Netflix的全周期开发者—运行您构建的内容（中英双语）-CSDN博客

原文

The year was 2012 and operating a critical service at Netflix was laborious. Deployments felt like walking through wet sand. Canarying was devolving into verifying endurance (“nothing broke after one week of canarying, let’s push it”) rather than correct functionality. Researching issues felt like bouncing a rubber ball between teams, hard to catch the root cause and harder yet to stop from bouncing between one another. All of these were signs that changes were needed.

2012年的时候在Netflix运营一项关键服务很费力的。部署就像在潮湿的沙地上行走。金丝雀部署变成了对耐心的测试（“一周的金丝雀测试都没问题发生所以我们继续推进吧”）而不是正确的功能。研究问题就好像皮球一样在团队之间被踢来踢去，很难抓住根源。所有这些迹象表明需要做一些改变了。

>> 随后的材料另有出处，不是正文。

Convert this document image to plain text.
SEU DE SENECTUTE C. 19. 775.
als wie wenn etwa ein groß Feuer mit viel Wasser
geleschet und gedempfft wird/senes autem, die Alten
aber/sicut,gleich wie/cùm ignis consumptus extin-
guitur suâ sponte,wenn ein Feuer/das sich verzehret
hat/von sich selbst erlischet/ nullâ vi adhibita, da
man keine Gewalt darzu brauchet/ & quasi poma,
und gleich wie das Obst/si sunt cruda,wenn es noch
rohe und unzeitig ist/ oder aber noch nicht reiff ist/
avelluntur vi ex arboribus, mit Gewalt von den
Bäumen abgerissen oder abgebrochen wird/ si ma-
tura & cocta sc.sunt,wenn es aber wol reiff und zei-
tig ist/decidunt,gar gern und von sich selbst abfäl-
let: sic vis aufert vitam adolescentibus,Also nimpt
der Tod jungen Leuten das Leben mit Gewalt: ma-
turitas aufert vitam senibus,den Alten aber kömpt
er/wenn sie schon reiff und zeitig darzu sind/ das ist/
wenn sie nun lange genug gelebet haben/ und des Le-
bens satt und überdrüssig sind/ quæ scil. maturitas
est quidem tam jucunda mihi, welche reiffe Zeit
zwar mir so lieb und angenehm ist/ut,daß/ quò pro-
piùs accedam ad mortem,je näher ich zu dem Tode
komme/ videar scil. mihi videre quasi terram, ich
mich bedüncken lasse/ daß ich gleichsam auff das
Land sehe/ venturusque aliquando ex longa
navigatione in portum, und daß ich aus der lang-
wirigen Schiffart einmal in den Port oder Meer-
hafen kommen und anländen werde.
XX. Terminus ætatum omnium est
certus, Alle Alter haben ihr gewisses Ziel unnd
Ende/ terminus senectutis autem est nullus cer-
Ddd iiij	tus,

Fast forward to 2018. Netflix has grown to 125M global members enjoying 140M+ hours of viewing per day. We’ve invested significantly in improving the development and operations story for our engineering teams. Along the way we’ve experimented with many approaches to building and operating our services. We’d like to share one approach, including its pros and cons, that is relatively common within Netflix. We hope that sharing our experiences inspires others to debate the alternatives and learn from our journey.

时间快进到2018年。Netflix的全球用户已增至1.25亿，每天观看时长超过1.4亿小时。我们已经在改善我们的工程团队的开发和运营方面投入了大量的资金。在此过程中，我们尝试了许多方法来构建和运行我们的服务。在此，我们愿意把其中一种我们内部用得相对普遍的方案，包括它的优缺点拿出来跟大家分享。我们希望我们的经验分享能给大家一点启发并且讨论出可能的替代方案。

一个团队的旅程

Edge Engineering is responsible for the first layer of AWS services that must be up for Netflix streaming to work. In the past, Edge Engineering had ops-focused teams and SRE specialists who owned the deploy+operate+support parts of the software life cycle. Releasing a new feature meant devs coordinating with the ops team on things like metrics, alerts, and capacity considerations, and then handing off code for the ops team to deploy and operate. To be effective at running the code and supporting partners, the ops teams needed ongoing training on new features and bug fixes. The primary upside of having a separate ops team was less developer interrupts when things were going well.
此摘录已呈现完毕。